Future research should also focus on smartphone based CDSS, because smartphones are increasingly being used by physicians. It is interesting to study the utilization, acceptability and impact of such a CDSS. The Erasmus Medical Center will participate in an international randomized, multicenter clinical trial evaluate the impact of an antimicrobial stewardship smartphone application for the hospital setting.

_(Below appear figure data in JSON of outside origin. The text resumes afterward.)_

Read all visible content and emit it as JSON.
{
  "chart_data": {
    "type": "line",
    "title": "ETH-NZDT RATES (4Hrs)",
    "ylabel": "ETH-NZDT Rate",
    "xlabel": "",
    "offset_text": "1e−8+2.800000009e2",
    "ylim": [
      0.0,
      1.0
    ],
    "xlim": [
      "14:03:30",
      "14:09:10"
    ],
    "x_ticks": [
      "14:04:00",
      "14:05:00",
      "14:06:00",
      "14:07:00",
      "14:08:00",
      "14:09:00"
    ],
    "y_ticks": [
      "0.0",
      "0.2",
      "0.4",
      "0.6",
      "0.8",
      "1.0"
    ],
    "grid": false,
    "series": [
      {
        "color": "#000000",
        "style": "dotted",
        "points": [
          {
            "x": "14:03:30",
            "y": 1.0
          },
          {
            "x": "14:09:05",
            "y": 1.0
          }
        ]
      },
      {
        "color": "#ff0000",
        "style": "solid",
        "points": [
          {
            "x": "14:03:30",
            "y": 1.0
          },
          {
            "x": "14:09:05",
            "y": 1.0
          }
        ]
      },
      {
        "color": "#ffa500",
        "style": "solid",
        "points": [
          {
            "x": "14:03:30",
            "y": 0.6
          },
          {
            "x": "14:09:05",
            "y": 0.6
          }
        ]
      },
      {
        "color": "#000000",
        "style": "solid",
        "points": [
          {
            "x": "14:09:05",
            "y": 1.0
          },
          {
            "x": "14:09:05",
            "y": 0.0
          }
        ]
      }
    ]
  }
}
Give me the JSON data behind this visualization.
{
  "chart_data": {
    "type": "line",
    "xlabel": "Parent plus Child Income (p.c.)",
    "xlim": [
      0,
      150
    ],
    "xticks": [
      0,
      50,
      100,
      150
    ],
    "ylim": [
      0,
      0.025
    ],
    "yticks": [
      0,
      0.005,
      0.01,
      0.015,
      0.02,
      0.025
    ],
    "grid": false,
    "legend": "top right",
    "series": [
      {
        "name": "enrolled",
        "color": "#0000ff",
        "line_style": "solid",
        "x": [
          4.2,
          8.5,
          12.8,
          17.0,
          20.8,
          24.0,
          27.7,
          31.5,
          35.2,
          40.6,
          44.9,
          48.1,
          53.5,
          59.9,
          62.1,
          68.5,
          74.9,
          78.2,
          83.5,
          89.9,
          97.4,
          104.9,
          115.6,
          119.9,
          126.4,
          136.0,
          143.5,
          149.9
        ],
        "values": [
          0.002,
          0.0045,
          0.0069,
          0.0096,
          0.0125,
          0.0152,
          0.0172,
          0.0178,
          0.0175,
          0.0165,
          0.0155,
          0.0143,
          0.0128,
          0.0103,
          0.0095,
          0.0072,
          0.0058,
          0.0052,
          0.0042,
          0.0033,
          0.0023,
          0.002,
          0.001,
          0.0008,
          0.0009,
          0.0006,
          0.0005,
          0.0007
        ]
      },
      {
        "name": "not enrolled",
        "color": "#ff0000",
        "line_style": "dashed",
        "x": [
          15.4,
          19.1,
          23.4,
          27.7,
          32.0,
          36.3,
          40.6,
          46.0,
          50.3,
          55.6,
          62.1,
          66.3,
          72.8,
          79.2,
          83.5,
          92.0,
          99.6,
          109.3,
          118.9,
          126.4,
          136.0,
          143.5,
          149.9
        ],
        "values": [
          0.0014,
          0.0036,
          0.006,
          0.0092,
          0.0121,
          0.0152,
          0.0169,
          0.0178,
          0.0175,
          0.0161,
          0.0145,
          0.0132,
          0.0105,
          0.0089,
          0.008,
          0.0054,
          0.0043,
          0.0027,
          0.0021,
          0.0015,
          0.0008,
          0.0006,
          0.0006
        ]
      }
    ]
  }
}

Artificial intelligence / Machine learning CDSS
The CDSSs described in this thesis, like most current CDSSs, use algorithms/rules to generate alerts (iv to oral switch algorithm) or an advice. Changes in guidelines have to be followed by manually changing the algorithms/rules on which the CDSS is based. In the world of health technology another field, that has drawn increasing interest, are CDSSs using artificial intelligence/machine learning. With artificial intelligence/ human learning, systems are able to create/add algorithms/rules themselves. These systems learn automatically from data, and their performance is therefore depending on the quantity and quality of available data. For this reason most of these systems in infectious diseases target domains with high quality and large databases, such as certain patient populations in the ICU. With the availability of more of such databases this is an important future development to focus on and to study. It is important that attention is paid to the transparency of algorithms/rules on which these systems are based. Especially since an important barrier to use a CDSS is the concern of clinicians that their professional autonomy or critical thinking may be reduced by the system. With systems that are able to manage and act relatively fast on large amount of information, it is imaginable that these systems may be equal or better in decision-making than clinicians (in the future), and this concern becomes even more pertinent.

Final remarks
The studies described in this thesis resulted in valuable insights in relevant aspects involved in the development, validation and implementation of a clinical decision support system to improve antibiotic prescribing. The developed (active) iv to oral switch algorithm proved to have good test performance and the added value of this algorithm in identifying iv to oral switch candidates was shown. Important general usability problems that have to be taken into account when developing a passive CDSS for empirical antibiotic therapy have been described. Finally the usefulness of a systematic framework for reporting CDSS interventions was shown.